Baroness Berridge, Chair, All-Party Parliamentary Group on International Religious Freedom, Louise Ellman MP, Chair, All-Party Parliamentary Group on the Baha’í Faith, Sir Tony Baldry MP, The Lord Bishop of Coventry, Lord Alton, Mary Glindon MP, Kelvin Hopkins MP, Baroness Hussain-Ece, Naomi Long MP, Neil Parish MP, Adrian Sanders MP, Andrew Selous MP, Stephen Twigg MP, London SW1
Privatised probation will risk public safety
The concern expressed by a correspondent over the proposal to privatise the Land Registry service (Letters, 19 May), with the loyalty of the staff who control the property of the country transferred to a private company, is justified. However, the splitting of the Probation Service between a private company and the vestiges of the public service – which would already be in place if the changeover had not gone pear-shaped – should be frightening.
Public safety in this area depends absolutely on the ability of the service to share information seamlessly across different regions, including Scotland and Northern Ireland.

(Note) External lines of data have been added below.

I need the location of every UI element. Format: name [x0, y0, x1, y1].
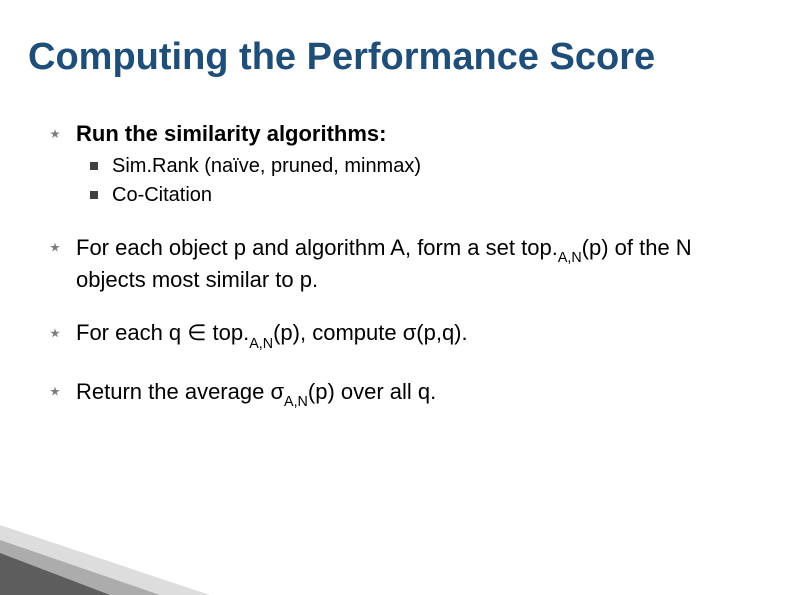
- bullet-item: Return the average σA,N(p) over all q.: [48, 378, 754, 410]
- slide: Computing the Performance Score Run the …: [0, 0, 794, 595]
- bullet-text: Run the similarity algorithms:: [76, 121, 387, 146]
- sub-bullet-item: Sim.Rank (naïve, pruned, minmax): [90, 154, 754, 179]
- bullet-text: For each object p and algorithm A, form …: [76, 235, 692, 292]
- bullet-list: Run the similarity algorithms: Sim.Rank …: [48, 120, 754, 410]
- bullet-item: For each object p and algorithm A, form …: [48, 234, 754, 294]
- slide-title: Computing the Performance Score: [28, 38, 766, 78]
- bullet-text: Return the average σA,N(p) over all q.: [76, 379, 436, 404]
- sub-bullet-text: Sim.Rank (naïve, pruned, minmax): [112, 155, 421, 177]
- sub-bullet-text: Co-Citation: [112, 184, 212, 206]
- sub-bullet-list: Sim.Rank (naïve, pruned, minmax) Co-Cita…: [90, 154, 754, 208]
- sub-bullet-item: Co-Citation: [90, 183, 754, 208]
- bullet-item: Run the similarity algorithms: Sim.Rank …: [48, 120, 754, 208]
- decor-triangle-dark: [0, 553, 110, 595]
- slide-body: Run the similarity algorithms: Sim.Rank …: [48, 120, 754, 436]
- bullet-text: For each q ∈ top.A,N(p), compute σ(p,q).: [76, 320, 468, 345]
- bullet-item: For each q ∈ top.A,N(p), compute σ(p,q).: [48, 319, 754, 351]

Yet the very nature of the plan will mean there is going to be reluctance to share information even between the private profit-making and the public-service parts which are being established within individual regional offices. The temptation to pass the buck between the different parts of the new “service” will be increased by the increased ease with which that will be possible.
Tony Pointon, Portsmouth
A haven of safety for irregular verbs
I am delighted to be able to relieve, however slightly, Jean Elliott’s gloom (“Have we losed our irregular verbs?”, Letters, 24 May). Every Sunday evening, thousands of us church choristers sing the Magnificat which contains the words: “He, remembering his mercy, hath holpen his servant Israel.” Given the Anglican propensity for thoughtful change, this wording should survive for some centuries – and with it “holpen”.
Ted Clark, Leamington Spa, Warwickshire
It’s not Charles who’s the problem
Normally the comments of foolish old men are by definition disregarded (Letters, 22 May). The problem, however, lies with the media, which regularly report at length Charles Windsor’s private opinions and often uninformed utterances.
Peter Lack, London N10
How dare David Wheeler (Letters, 23 May) describe Prince Charles as old? He is the same age as me, which is late middle-aged.